Noe Miyashita

Attomol-level ATP bioluminometer for detecting single bacterium: ATP calibration curve is linear from 0 to 5 amol

We have developed an automated high-sensitive ATP bioluminometer for detecting single bacterium. The apparatus consists of a tube rack for setting reagents and samples, two washing baths for preventing sample carry-over from dispenser nozzle, and x-, y-, z- actuators for moving the dispenser, and an high-sensitive optical system. The reaction tube was selected to reduce the background signal intensities for the ATP bioluminescence measurement. The background signal intensity of the reaction tube was 18 RLU, which is almost the same as the dark counts of the photomultiplier (16 RLU). The ATP calibration curve was linear from 0 to 5 amol (its slope = 22.4 RLU/amol and 3.3 SD of the blank sample signal = 17.9 RLU), and the detection limit of 0.8 amol was obtained. The relationship between intracellular ATP and CFU in Escherichia coli (ATCC25922) was kept linearity from 0 to 20 CFU, and the intracellular ATP (amol) per CFU was calculated to be 3.3 amol/CFU (R2 = 0.9713). Moreover, the relationship between intracellular ATP and CFU in Staphylococcus aureus (ATCC25923) was also kept linearity from 0 to 30 CFU, and the amol/CFU was calculated to be 1.6 amol/CFU (R2 = 0.9847). The automated ATP bioluminometer has ultra-high sensitivity and will be a powerful tool for measuring ATP luminescence derived from small number of bacteria.

New Approach for Setting a Management Criterion in Microbiological Monitoring Using Rapid Microbiological Methods

The application of rapid microbiological methods (RMM) to bacterial monitoring in pharmaceutical manufacturing processes is now a key topic, since timely microbiological data are critical for product release, continuous process improvement and quality control. An automated, highly sensitive detection system has been developed which can measure the amount of ATP in a sample in 2 h with one hundredfold more sensitive than the conventional ATP method. One of the major subjects for adoption and implementation of RMM is how to set the criterion value for practical microbial control. This value was conventionally been set by experimental rule and indicated as the number of colonies counted after incubation in a particular medium. We have adopted a new approach to set a criterion value which enables assessment in whether the status of the object is normal or not. By setting this criterion value, it is possible to conduct the microbiological control with the intended probability of false-positive and false-negative. In this approach the probability distribution model of the measurement value of each object in a normal status has been established by performing repetitive measurement of each object.
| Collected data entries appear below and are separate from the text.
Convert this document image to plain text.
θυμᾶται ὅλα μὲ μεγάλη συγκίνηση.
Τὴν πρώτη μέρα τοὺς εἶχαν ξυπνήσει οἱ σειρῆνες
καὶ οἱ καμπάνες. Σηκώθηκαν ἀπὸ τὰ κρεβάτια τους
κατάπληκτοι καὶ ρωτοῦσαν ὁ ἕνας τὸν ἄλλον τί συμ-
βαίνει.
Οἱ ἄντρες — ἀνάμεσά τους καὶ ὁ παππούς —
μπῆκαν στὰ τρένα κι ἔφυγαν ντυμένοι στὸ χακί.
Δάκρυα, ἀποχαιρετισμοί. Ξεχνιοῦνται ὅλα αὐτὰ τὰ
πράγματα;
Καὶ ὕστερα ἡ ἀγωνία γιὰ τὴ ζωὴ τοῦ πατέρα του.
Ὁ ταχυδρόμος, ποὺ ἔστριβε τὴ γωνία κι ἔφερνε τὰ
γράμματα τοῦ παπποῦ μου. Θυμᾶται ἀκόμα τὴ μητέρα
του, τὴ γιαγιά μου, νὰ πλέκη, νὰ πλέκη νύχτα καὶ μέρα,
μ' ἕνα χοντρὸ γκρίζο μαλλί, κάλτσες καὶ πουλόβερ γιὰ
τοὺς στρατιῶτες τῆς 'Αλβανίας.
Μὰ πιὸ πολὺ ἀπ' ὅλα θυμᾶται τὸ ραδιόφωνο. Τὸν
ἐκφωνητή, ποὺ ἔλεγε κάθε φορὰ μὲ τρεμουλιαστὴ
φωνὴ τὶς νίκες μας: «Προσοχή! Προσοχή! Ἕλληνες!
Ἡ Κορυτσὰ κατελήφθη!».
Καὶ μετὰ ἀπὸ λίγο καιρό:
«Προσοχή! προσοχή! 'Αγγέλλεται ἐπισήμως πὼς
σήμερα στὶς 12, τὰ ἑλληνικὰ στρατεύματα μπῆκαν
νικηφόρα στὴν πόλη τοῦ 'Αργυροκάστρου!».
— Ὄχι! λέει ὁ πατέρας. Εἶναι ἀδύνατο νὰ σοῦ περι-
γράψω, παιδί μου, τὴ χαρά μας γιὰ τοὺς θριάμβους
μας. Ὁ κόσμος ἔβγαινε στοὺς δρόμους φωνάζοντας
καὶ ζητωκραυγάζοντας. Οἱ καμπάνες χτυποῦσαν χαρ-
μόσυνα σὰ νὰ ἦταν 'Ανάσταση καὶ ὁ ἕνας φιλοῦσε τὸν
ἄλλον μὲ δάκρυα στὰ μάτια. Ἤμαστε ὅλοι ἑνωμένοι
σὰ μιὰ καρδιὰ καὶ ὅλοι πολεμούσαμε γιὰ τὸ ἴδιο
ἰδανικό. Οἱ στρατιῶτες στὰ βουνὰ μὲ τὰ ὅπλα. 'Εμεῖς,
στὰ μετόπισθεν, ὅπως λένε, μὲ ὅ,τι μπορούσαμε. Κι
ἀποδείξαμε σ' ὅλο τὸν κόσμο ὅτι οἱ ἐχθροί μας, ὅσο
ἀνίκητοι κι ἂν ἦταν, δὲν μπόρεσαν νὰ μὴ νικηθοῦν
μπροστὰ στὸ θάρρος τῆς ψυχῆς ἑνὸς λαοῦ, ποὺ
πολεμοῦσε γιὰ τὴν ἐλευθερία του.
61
We have suggested and verified the probability distribution form of the ATP measurement value using measurement data of the standard bacterial solution of Staphylococcus aureus. The theoretical value of the model was in good agreement with the actual measured value. The results suggest it is possible to set an applicable management criterion value using this model and to conduct new microbiological monitoring using RMM.